Quase todo o discurso que circula é escatológico. É preciso
reconhecer que não falta razão para isso. O grande projeto cultural, o grande
sonho, ficou sepultado sob a mecânica da união monetária (o euro), os ditames
do Banco Central Europeu e a medicina maior que consiste no controle dos
déficits públicos (máximo 3% do PIB) em detrimento de um projeto social.
Ninguém propõe outra alternativa, a não ser a de um medo duplo: o medo daqueles
que promovem a Europa como uma ameaça, e o medo daqueles que argumentam que,
sem Europa, não há outra coisa além do abismo. Em uma coluna publicada pelo Le
Monde, o presidente francês, François Hollande, escreveu: “sair da Europa é
sair da História”. Para o chefe de Estado, abandonar o euro equivale a “cair na
armadilha da decadência nacional”. Outra vez o medo. Anni Podimata,
vice-presidente do Parlamento Europeu (partido grego Pasok) reconhece que “o projeto
europeu se encontra ante um grande perigo. O sentimento anti-europeu se agrava
cada vez mais”.
Na realidade, a verdade é mais complexa e ambígua. Mais que
sentimento, há queixas reais. Em grande medida, os cidadãos reprovam o fato de
a autoridade europeia se preocupar mais com os bancos do que com eles, assim
como de se deixar envolver por uma interminável tecnocracia ou estar submetida
aos grupos de pressão. Como demonstram as sucessivas pesquisas feitas
regularmente em escala continental, o ideal europeu não morreu, mas não há
confiança naqueles que detêm hoje as rédeas do destino da Europa. Existe, de
fato, a suspeita de que uma espécie de tecno-oligarquia europeia opera contra
as democracias que compõem a União e, por conseguinte, contra os povos. No
entanto, o exercício eleitoral é altamente democrático e paradoxal. Cerca de
380 milhões de pessoas elegem um Parlamento cujos poderes foram reforçados com
o passar os anos. Eleger, quer dizer, também elegem uma enorme contradição: uma
pesquisa de opinião encomendada pelo Parlamento Europeu à organização
independente Vote Watch Europe mostra que são os partidos eurocéticos ou
eurofóbicos que se manifestam radicalmente contra fazer parte da UE que serão
os grandes vencedores da eleição europeia.

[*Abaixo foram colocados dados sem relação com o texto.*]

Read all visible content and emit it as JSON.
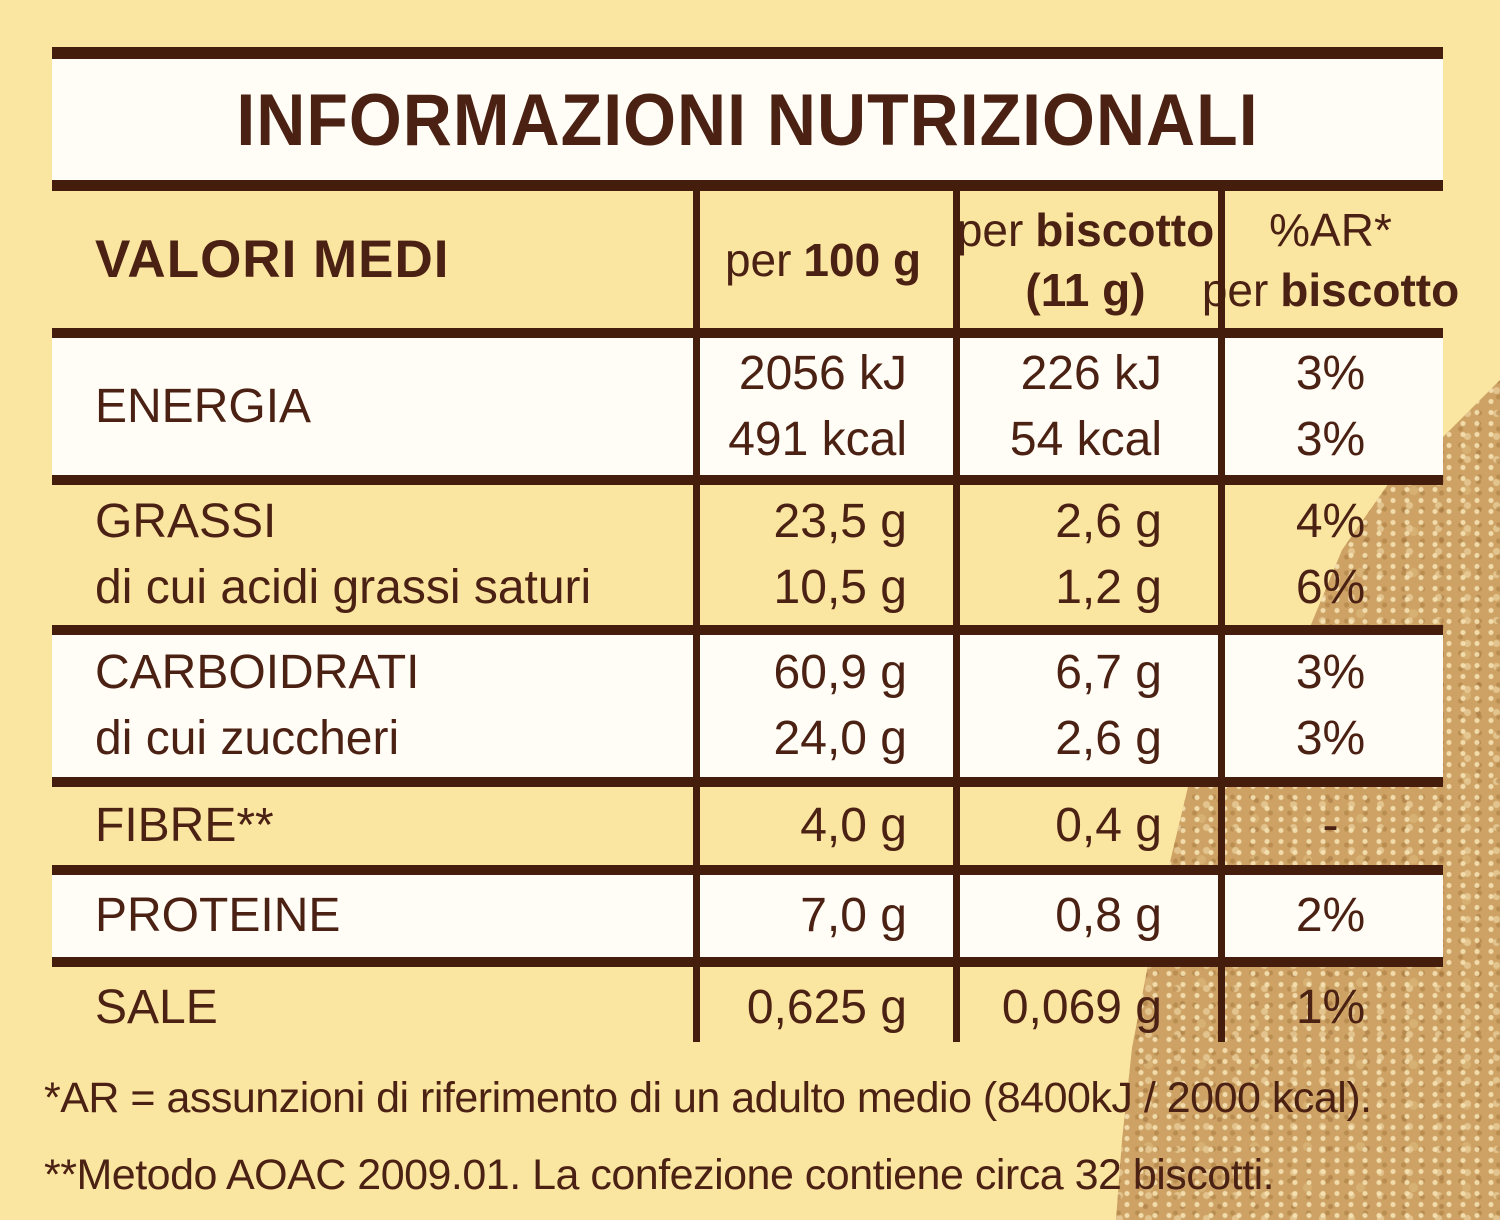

Os eleitores identificam o oficialismo comunitário como o
responsável pela estagnação, ou seja, a direita do Partido Popular europeu, os
socialdemocratas e os liberais. Se estas previsões se cumprirem, o perigo que
se corre é importante. Em caso de as extremas direitas e dos eurofóbicos
confirmarem nas urnas os percentuais das pesquisas haverá enormes dificuldades
para se avançar nas políticas comuns. A extrema-direita europeia pode duplicar
seu número de deputados. Com 150 eurodeputados, estaria em condições de
derrubar qualquer projeto de integração.
Imigração, nacionalismo, críticas massivas ao modelo a União
e de sua gestão presidem uma eleição que poderia incrementar o poder daqueles
que sonham em restaurar muitas das heranças sombrias do passado.